You may experience mild pain after ear surgery. If there is a large bandage, this can cause pressure and tension. This feeling of pressure disappears when the bandage is

will be removed. You may take painkillers if necessary. The sensitivity of the pinna may be reduced; there may be a temporary numbness that disappears after a few weeks or months. Temporary dizziness may occur after ear surgery, as the ear and

balance organs are close together. Report this to your doctor. Temporary taste disturbances may occur. There may be a slight temperature increase in the first 24 hours after the procedure. There may be some bloody fluid from the ear canal for the first few days; this is normal.

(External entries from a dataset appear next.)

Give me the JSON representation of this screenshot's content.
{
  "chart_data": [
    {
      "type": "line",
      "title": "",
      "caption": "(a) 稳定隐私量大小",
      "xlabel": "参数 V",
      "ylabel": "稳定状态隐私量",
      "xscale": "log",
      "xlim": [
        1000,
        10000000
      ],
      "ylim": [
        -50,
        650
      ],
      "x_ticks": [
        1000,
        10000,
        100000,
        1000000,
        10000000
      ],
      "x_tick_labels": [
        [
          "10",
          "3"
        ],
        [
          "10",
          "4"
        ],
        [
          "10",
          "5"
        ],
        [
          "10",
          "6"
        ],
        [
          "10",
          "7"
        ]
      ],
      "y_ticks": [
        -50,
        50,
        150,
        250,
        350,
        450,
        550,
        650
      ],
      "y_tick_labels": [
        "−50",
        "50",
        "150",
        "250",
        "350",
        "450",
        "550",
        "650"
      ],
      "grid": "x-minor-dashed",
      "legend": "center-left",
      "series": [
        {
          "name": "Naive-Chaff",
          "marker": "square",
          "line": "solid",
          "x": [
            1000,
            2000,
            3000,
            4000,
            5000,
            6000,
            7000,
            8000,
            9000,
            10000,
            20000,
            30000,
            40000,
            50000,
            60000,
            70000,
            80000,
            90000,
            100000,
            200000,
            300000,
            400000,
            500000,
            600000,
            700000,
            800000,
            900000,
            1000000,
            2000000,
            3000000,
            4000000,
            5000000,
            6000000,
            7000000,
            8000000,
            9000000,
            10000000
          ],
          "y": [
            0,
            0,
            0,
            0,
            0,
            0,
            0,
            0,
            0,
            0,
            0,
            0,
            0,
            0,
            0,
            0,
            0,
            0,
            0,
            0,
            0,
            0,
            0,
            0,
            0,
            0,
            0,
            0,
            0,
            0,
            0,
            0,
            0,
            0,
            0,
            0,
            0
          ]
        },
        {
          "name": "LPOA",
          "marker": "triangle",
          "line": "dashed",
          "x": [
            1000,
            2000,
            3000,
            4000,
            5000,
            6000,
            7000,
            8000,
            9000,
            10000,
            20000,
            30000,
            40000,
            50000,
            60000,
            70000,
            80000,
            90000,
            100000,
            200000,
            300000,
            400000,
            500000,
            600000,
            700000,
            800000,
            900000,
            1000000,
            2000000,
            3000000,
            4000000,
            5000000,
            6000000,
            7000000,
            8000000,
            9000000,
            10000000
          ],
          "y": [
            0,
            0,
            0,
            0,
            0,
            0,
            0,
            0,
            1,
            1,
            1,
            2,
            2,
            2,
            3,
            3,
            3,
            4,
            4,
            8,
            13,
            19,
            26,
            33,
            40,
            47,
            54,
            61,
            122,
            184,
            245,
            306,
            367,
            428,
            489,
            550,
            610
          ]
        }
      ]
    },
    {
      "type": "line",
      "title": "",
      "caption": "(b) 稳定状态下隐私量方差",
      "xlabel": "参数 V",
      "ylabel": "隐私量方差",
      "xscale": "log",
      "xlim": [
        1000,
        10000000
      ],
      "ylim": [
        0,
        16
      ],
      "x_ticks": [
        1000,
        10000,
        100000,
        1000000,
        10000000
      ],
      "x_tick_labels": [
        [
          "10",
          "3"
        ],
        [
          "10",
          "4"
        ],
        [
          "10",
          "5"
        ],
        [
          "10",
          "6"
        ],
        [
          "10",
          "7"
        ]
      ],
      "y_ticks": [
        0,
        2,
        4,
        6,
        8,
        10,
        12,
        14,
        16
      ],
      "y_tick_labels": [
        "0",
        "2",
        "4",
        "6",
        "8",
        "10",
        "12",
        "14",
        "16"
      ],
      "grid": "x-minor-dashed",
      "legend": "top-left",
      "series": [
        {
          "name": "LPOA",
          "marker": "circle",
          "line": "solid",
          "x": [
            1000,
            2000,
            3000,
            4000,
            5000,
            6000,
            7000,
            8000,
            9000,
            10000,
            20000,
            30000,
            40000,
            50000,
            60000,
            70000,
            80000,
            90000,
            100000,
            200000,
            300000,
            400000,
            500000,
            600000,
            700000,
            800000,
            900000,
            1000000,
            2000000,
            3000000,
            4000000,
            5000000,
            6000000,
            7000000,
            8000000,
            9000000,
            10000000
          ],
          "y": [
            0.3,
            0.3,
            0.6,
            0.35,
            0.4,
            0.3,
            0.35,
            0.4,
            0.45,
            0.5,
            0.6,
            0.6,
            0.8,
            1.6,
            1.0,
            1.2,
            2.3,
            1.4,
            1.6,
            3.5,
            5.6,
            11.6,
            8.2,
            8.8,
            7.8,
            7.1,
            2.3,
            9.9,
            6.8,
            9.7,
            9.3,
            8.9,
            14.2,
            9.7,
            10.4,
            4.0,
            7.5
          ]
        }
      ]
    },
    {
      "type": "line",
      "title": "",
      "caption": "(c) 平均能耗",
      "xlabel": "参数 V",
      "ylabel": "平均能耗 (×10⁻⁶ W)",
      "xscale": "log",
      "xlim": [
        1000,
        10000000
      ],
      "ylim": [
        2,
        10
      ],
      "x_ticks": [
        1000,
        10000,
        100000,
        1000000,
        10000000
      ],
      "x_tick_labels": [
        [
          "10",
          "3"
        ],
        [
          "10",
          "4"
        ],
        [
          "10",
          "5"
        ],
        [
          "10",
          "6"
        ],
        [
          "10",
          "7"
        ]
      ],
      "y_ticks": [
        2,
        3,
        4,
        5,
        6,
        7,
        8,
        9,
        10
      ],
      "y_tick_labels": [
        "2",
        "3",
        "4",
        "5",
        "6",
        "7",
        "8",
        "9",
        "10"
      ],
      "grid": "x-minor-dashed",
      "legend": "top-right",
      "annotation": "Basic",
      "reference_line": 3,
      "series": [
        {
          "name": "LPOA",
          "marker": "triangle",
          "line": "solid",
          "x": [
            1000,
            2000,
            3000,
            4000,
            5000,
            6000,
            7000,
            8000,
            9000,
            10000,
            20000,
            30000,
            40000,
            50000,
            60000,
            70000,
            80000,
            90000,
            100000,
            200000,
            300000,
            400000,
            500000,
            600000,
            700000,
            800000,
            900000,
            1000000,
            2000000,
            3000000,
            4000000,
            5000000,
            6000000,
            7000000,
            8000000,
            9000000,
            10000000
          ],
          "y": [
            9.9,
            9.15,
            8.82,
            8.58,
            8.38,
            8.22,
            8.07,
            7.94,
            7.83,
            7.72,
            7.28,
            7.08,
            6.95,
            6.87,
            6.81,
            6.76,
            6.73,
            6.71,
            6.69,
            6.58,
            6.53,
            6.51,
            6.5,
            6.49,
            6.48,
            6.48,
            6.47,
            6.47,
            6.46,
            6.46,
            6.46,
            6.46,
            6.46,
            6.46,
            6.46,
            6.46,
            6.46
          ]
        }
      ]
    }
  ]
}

If one of the sponges falls out of the ear canal, don't worry; DO NOT try to put it back in. Your hearing will not improve for the first few days, given the presence of the bandage. A popping sound and ringing in the ears after the procedure is normal.

The belated consequences

If the aim of the surgery is to improve your hearing, such as with a tympanoplasty, a

ossiculoplasty or otosclerosis, this will only be assessed a few weeks after the procedure. It

healing process happens rather slowly and progressively. You will have to apply local care in the form of ear ointment or ear drops every day for the first weeks after the procedure.


Serious and/or exceptional complications.

Any surgical procedure, even performed under ideal conditions and in the best possible manner, can entail complications. All these risks must be weighed up against the benefits that can normally be expected from an intervention, and it must not be forgotten that “not intervene” can sometimes also have serious consequences. You should report any sudden onset or worsening dizziness or pain to your doctor. Heavy or bad smelling ear canal or fluid from the wound behind the ear is rare, but you should report it to your doctor.  Likewise, the occurrence of facial paralysis.